All roads appear to lead to the Curragh next for Aidan O'Brien's premier Epsom Classic protagonists Anthony Van Dyck and Pink Dogwood.
O'Brien has restated the plan is likely to be for Saturday's Investec Derby winner to bid for a famous double in the Irish equivalent at the end of this month - while Oaks runner-up will be ready to take on open-age Group One company in the Juddmonte Pretty Polly Stakes on June 28.
Anthony Van Dyck's next big date is a day later, O'Brien confirmed, as he provided an update on future plans for several of his Epsom team.
Ballydoyle supplied five of the first six home from their seven contenders in the Derby, as O'Brien took his winning tally in the great race to a record-equalling seven.

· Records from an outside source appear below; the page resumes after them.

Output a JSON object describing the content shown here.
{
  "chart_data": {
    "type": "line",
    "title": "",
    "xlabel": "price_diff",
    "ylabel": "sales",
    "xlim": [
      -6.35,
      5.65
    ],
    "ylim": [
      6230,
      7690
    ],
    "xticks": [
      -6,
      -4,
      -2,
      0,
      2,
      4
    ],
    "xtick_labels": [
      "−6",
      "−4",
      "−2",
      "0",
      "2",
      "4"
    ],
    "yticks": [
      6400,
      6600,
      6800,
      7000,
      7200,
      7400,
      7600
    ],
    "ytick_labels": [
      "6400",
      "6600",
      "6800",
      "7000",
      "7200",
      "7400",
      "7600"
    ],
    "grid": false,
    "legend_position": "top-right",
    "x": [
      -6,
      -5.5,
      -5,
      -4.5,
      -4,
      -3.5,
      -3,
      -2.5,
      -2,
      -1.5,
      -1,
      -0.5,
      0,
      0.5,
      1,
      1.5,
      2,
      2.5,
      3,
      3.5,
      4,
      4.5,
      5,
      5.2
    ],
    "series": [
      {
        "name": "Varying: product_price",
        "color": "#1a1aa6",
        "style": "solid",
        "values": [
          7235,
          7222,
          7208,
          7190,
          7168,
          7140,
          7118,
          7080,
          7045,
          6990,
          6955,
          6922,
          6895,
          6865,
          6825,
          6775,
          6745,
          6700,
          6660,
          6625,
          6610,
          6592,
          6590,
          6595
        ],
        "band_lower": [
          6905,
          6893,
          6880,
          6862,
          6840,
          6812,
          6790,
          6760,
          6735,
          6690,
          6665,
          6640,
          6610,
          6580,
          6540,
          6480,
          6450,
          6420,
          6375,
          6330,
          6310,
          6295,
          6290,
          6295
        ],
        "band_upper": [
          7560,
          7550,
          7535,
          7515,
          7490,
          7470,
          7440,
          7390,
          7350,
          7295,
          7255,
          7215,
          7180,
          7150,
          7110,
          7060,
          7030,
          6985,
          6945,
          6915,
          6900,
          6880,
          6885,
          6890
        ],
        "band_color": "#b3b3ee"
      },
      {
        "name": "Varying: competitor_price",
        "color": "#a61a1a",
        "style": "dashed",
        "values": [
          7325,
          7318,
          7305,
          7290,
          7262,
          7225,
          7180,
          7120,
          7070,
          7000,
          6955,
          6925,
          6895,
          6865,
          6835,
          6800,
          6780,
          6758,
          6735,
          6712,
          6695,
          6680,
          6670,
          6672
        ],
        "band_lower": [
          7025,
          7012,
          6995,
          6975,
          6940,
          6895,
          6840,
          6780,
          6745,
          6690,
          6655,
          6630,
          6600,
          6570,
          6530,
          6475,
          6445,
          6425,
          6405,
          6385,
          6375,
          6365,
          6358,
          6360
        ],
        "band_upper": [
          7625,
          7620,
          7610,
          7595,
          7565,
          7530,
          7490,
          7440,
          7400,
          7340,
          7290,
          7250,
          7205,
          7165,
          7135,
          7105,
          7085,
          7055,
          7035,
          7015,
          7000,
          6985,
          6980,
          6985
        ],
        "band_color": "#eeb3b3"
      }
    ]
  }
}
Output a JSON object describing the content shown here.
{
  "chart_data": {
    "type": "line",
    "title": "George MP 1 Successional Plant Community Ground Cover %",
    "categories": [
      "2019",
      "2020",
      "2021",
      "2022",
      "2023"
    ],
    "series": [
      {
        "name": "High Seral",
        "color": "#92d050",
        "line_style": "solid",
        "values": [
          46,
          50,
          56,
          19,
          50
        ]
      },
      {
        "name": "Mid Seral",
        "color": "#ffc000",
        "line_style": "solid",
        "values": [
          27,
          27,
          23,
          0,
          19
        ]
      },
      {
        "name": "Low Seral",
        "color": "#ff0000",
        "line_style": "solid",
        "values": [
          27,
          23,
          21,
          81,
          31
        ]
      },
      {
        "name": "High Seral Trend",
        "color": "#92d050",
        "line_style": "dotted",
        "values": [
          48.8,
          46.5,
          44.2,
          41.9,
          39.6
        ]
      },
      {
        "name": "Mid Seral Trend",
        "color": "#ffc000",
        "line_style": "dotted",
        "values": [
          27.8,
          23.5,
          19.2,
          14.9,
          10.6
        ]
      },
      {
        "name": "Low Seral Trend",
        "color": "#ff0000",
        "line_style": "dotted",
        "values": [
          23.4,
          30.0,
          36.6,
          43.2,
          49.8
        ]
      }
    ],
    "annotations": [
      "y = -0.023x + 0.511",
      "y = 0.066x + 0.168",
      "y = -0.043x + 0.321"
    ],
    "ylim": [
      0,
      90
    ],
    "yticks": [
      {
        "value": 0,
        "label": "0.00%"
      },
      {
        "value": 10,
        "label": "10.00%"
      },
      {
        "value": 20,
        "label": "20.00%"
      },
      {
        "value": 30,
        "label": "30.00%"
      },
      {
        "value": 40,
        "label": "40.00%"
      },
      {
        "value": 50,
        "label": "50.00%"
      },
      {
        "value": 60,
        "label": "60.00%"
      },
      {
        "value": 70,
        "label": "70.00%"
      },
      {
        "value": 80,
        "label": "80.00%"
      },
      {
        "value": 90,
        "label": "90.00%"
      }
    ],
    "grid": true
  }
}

Reflecting on Anthony Van Dyck's route to the top, and his hard-fought half-length win from Kevin Prendergast's runner-up Madhmoon, O'Brien confirmed the Dubai Duty Free Irish Derby is set to be the next target.
"He ran in all the top two-year-old races, and he finished up and went to America (for the Breeders' Cup Juvenile Turf) - so he was very solid mentally and physically," the trainer told Sky Sports Racing.
"I think the lads (Coolmore) had it in their head that he would come back to the Curragh if everything went well.
"I haven't spoken to them yet (since), and they'll probably want to see how the horse is over the coming week and then make their plan - but I think that's what they were thinking of at the moment."
The nagging question Anthony Van Dyck answered for O'Brien at Epsom was that he had the necessary stamina - and he therefore remains confident a drop back in trip at some point will be no issue.
"We thought he would, that a mile and a quarter would be no problem to him," he added.
"He's out of a very fast mare, by Galileo, so I suppose the thing we weren't sure about was the mile and a half. But he got it very well."
Pink Dogwood, beaten just a neck by Anapurna in the Oaks on Friday, is in line to drop back to 10 furlongs.
"She seems to be fine - everyone is happy with her," said O'Brien.
"We were delighted. She might have a little easy time for a few days, and then she might be trained for the Pretty Polly.
"We're looking forward to going back racing at the Curragh. We're thinking of something like that, but haven't spoken to the lads yet.
"We think she's a filly to look forward to for the rest of the year."
O'Brien also has high hopes for the future of Sir Dragonet, beaten for the first time as favourite in the Derby but barely a length behind Anthony Van Dyck - in just his third race and only six weeks after his debut.
"Sir Dragonet is a lovely horse," he said.
"He ran an incredible race, and would have learned a lot.
"He was a real baby going into the race, but he ran unbelievably well and is really a horse to look forward to."
Japan, third at the weekend, falls into the same category - having, like the winner, faced a tight schedule to be ready for his prep race.
"Japan was in the same boat as Anthony Van Dyck when he ran (in the Dante) - he wouldn't even have been ready to run at Lingfield (in the Derby Trial there).
"It was the first time he was ready to start, so we felt he would come forward a lot from the Dante."